I am walking back up the hillside in search of a blimmin’ sheepfold that contains control 8. I saw it as we were walking down from Helvellyn and started our descent on the path to the north of Birk Side. It’s freaking big, you can’t just tuck it away. Yet that is exactly what happened, because as we were going down the path it did not just pop up on our left side as it should have.
Now we have come down too far. Marj is completely exhausted, but we found water. While we wait for the purification tablet to work its wonders, I decide to trot back up and find the control. I look back regularly to make sure I know where to find her again. You’re not supposed to leave your teammate, but asking her to go back up there is just mean at this point. There is no danger of hill fog, so we should be fine. I am annoyed with myself for missing a second control in one day. Chief-navigator and Master of the Map, my a***. The sheepfold is as big as a house, literally- how can you miss it? Some kind competitors confirm my suspicion that it is just a bit further to the north, and my determination (stubornness?) pays off. I stick the dibber into the control and I have rarely been this relieved to hear the *beep beep* as it radioes our time to race HQ.

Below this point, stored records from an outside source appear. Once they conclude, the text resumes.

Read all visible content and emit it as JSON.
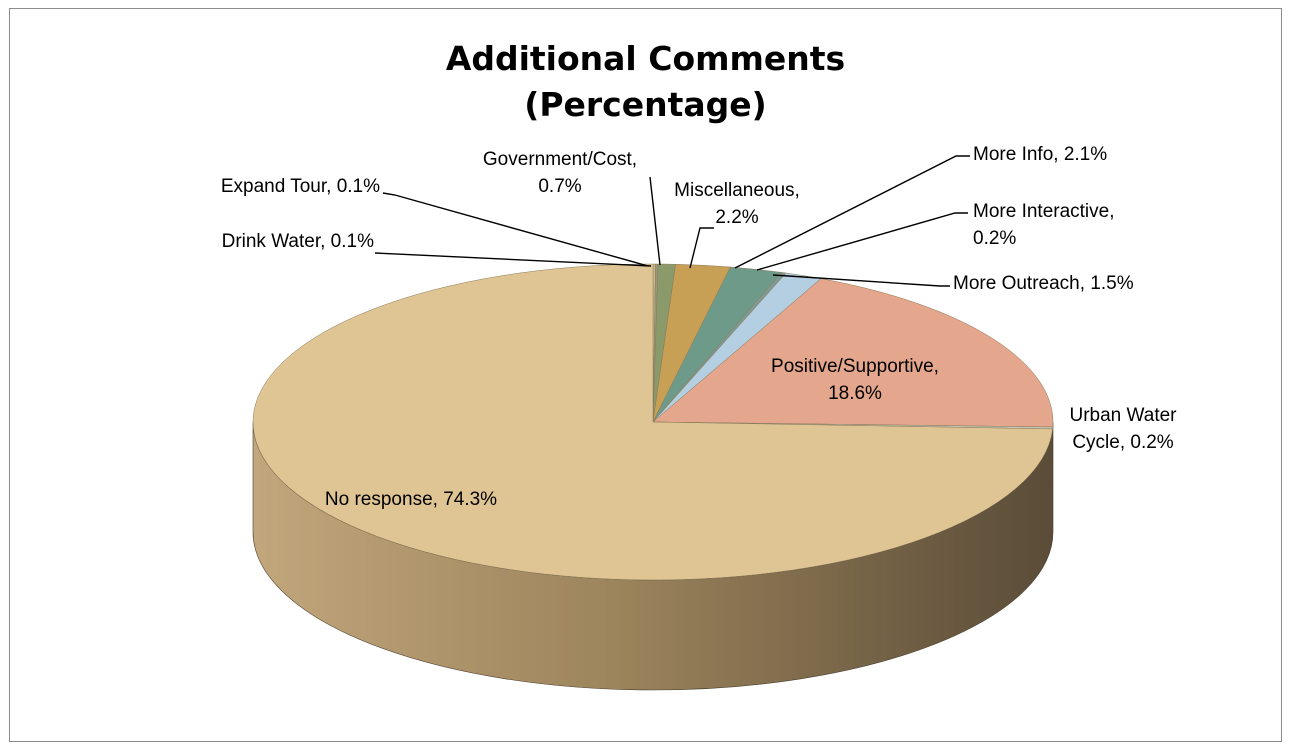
{
  "chart_data": {
    "type": "pie",
    "title_lines": [
      "Additional Comments",
      "(Percentage)"
    ],
    "slices": [
      {
        "label": "Drink Water",
        "value": 0.1,
        "color": "#c9b98a",
        "label_lines": [
          "Drink Water, 0.1%"
        ]
      },
      {
        "label": "Expand Tour",
        "value": 0.1,
        "color": "#9a9a7a",
        "label_lines": [
          "Expand Tour, 0.1%"
        ]
      },
      {
        "label": "Government/Cost",
        "value": 0.7,
        "color": "#8a9a6a",
        "label_lines": [
          "Government/Cost,",
          "0.7%"
        ]
      },
      {
        "label": "Miscellaneous",
        "value": 2.2,
        "color": "#c8a055",
        "label_lines": [
          "Miscellaneous,",
          "2.2%"
        ]
      },
      {
        "label": "More Info",
        "value": 2.1,
        "color": "#6e9a8a",
        "label_lines": [
          "More Info, 2.1%"
        ]
      },
      {
        "label": "More Interactive",
        "value": 0.2,
        "color": "#7f9a92",
        "label_lines": [
          "More Interactive,",
          "0.2%"
        ]
      },
      {
        "label": "More Outreach",
        "value": 1.5,
        "color": "#b4cfe2",
        "label_lines": [
          "More Outreach, 1.5%"
        ]
      },
      {
        "label": "Positive/Supportive",
        "value": 18.6,
        "color": "#e4a68c",
        "label_lines": [
          "Positive/Supportive,",
          "18.6%"
        ]
      },
      {
        "label": "Urban Water Cycle",
        "value": 0.2,
        "color": "#c6c6b6",
        "label_lines": [
          "Urban Water",
          "Cycle, 0.2%"
        ]
      },
      {
        "label": "No response",
        "value": 74.3,
        "color": "#e0c594",
        "label_lines": [
          "No response, 74.3%"
        ]
      }
    ],
    "style": "3d-pie",
    "legend": "none",
    "data_labels": "category, value"
  }
}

I go back down to pick up Marj, who’s significantly more chipper now we have water, a rest, and some food. We study the map, and head out in search of control 9, which is all the way at the bottom of the hill, some 350m lower.
Lessons learned from last year
I don’t like the look of those contour lines. One of the should-haves from last year pops into my head, and I remind Marj of the longest twenty minutes of our lives. I can’t quite see how we- completely at the end of our reserves by now- will make it safely down between the cordonned-off area and the stream, on a hillside at a 45º angle or worse. We’re not even worrying anymore about being done before the cut-off time, that is pie in the sky by now.

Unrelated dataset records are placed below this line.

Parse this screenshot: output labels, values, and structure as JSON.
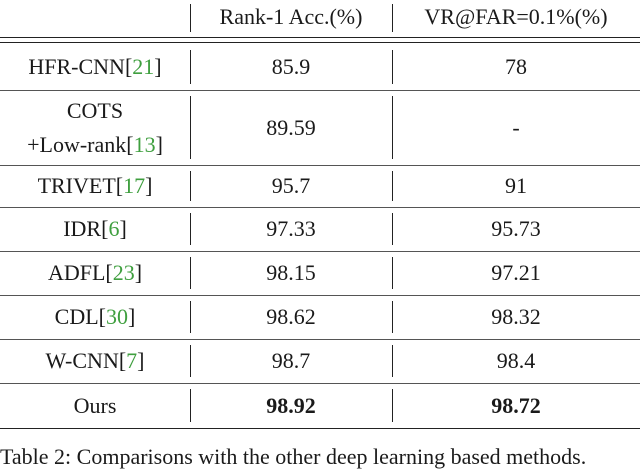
{
  "table": {
    "header": [
      "Rank-1 Acc.(%)",
      "VR@FAR=0.1%(%)"
    ],
    "rows": [
      {
        "method": [
          "HFR-CNN"
        ],
        "cite": "21",
        "rank1": "85.9",
        "vr": "78"
      },
      {
        "method": [
          "COTS",
          "+Low-rank"
        ],
        "cite": "13",
        "rank1": "89.59",
        "vr": "-"
      },
      {
        "method": [
          "TRIVET"
        ],
        "cite": "17",
        "rank1": "95.7",
        "vr": "91"
      },
      {
        "method": [
          "IDR"
        ],
        "cite": "6",
        "rank1": "97.33",
        "vr": "95.73"
      },
      {
        "method": [
          "ADFL"
        ],
        "cite": "23",
        "rank1": "98.15",
        "vr": "97.21"
      },
      {
        "method": [
          "CDL"
        ],
        "cite": "30",
        "rank1": "98.62",
        "vr": "98.32"
      },
      {
        "method": [
          "W-CNN"
        ],
        "cite": "7",
        "rank1": "98.7",
        "vr": "98.4"
      },
      {
        "method": [
          "Ours"
        ],
        "rank1": "98.92",
        "vr": "98.72",
        "bold": true
      }
    ],
    "cite_color": "#3f9f3f"
  },
  "caption": "Table 2: Comparisons with the other deep learning based methods."
}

“You see those runners there? That’s where I’d like to be.” I say to Marj. She’s good at finding paths and making tracks, and is usually out in front doing exactly that. Much to my relief, she complies with my request, even if it means going back up 100m or more, so we can safely cross the stream. I see my old friend the sheepfold again, from a distance. It feels like we’re going round in circles this last hour, but at last we get on the other side of the stream, and onto the grassy hillside. This one is also at a silly steep angle, but there is space. And we can slide down, because there is simply no point in standing up. As soon as we take two steps, we’re back on our bum, so we lose a good 300m height in very good time. We are both very happy with the decision to take this route, even if it looked like a detour. No gorse or bracken to pick out of our underwear (and worse places) for the next three days, like last year.
To the finish, and victory again!
We get to control 9, and our quick descent means we do actually stand a chance of making it to the final control on time. It is just a few hundred meters along an easy, even path. We clock off with ten minutes or so to spare. The course was much harder than last year- with 18km and 1310m of height in the ideal case, and my navigation mistakes added probably another 2-3km and maybe 150m. We’ll worry about tomorrow after we have had some food and a rest. Today is a major victory, and we’ll cherish it.